O que me atrai em seus contos é o clima fantástico que cerca todas as suas histórias. Quis saber como ele conseguia imaginar tudo aquilo, usar a Bíblia como versal. Contou-me que não era difícil – sonhava todos eles, depois era só escrever, daí o clima onírico. Relendo esses contos quando Murilo não estava mais aqui, consegui vislumbrar as metáforas criadas por ele.

Naquela época, os encontros da sociedade durante o carnaval ocorriam em tardes movimentadas em frente à Confeitaria Elite. O clima era tão bom, tão alegre, que famílias inteiras vinham do Rio passar os dias de festa por aqui. Outra moda era o footing na Avenida Afonso Pena. Moças e rapazes vinham de todos os cantos da cidade, desfilando por ali em clima carnavalesco. As mulheres, para não ser reconhecidas, usavam calças compridas, blusa e um capuz que cobria todo o rosto, deixando apenas os olhos e a boca de fora.
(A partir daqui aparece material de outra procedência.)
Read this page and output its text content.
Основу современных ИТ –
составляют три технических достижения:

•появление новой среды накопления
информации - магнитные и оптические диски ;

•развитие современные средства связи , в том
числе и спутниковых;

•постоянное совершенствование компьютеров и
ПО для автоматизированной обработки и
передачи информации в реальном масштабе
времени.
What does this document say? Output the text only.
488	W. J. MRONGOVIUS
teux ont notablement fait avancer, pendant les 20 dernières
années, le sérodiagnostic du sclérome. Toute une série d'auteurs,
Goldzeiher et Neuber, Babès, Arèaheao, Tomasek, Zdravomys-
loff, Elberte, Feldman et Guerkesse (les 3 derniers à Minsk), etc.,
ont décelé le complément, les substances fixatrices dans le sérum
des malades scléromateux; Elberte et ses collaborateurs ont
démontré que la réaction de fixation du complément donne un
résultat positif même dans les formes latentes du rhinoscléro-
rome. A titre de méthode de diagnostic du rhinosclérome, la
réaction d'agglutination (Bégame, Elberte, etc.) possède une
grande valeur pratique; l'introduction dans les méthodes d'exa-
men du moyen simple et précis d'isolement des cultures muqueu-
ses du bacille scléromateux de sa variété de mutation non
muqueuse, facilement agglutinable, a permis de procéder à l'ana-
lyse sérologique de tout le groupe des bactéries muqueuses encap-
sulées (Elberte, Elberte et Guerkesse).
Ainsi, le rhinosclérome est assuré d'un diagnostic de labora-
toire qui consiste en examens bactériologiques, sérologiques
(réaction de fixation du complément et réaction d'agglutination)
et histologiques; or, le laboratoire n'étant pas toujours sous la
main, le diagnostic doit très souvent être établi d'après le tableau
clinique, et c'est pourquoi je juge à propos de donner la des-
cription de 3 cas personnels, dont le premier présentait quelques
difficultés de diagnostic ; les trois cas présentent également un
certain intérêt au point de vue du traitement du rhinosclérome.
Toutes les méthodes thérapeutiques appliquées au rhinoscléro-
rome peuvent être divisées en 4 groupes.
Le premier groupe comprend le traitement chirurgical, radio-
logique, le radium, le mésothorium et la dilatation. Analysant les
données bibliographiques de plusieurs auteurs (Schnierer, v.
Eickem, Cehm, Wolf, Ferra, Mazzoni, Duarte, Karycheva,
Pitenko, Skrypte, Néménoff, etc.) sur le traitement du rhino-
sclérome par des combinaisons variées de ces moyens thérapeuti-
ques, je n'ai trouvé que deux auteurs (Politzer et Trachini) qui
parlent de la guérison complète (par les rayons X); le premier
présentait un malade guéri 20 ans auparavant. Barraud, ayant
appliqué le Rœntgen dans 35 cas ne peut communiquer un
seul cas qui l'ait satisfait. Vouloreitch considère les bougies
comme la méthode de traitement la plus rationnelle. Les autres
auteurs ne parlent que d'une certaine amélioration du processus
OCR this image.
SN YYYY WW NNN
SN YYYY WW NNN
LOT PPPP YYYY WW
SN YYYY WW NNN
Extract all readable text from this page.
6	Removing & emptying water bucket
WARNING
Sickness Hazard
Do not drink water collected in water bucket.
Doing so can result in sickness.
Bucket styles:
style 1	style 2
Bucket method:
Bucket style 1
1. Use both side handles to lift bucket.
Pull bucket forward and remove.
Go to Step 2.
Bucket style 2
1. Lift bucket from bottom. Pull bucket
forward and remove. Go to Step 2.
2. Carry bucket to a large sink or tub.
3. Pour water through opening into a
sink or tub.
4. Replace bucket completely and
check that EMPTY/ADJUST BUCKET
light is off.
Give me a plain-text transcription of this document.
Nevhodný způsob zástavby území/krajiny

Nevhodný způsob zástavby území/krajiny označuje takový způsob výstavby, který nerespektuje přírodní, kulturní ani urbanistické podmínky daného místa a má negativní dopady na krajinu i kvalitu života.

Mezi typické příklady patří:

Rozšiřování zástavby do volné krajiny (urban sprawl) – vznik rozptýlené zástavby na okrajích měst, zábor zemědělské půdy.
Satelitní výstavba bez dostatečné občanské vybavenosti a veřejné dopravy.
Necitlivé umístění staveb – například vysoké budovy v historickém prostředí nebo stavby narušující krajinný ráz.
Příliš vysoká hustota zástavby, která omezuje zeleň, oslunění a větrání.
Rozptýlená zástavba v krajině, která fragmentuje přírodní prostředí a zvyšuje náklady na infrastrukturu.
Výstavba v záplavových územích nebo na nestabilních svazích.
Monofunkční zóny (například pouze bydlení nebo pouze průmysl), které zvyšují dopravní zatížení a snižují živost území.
Numa animada tarde carnavalesca, Murilo chegou à Elite, repleta de amigos, comboiando uma agitada gatinha. Quando deu de cara comigo, desmontou. Contou que arrastou a moça com ele porque, pelos olhos, achava que era eu. E não acreditava que esta colunista poderia estar de gatinho no carnaval da avenida. Foi uma gozeira total. E a moça, livre, mandou-se Rua da Bahia abaixo, livre do arrastão.

Amigo de JK, com quem trabalhou, passou uma temporada como adido cultural da embaixada brasileira na Espanha. Recebi alguns cartões dele. Quando passei a ser “sua colega”, como ele falava, jornalista que era, fui designada a entrevistá-lo. Entrecortada com o que ele falou e o que eu já sabia, fui à sua casa, na Serra. Estava fazendo a sesta quando cheguei – conversamos informalmente na sala. Voltando no tempo, acho que foi a única vez que o vi sem paletó e gravata.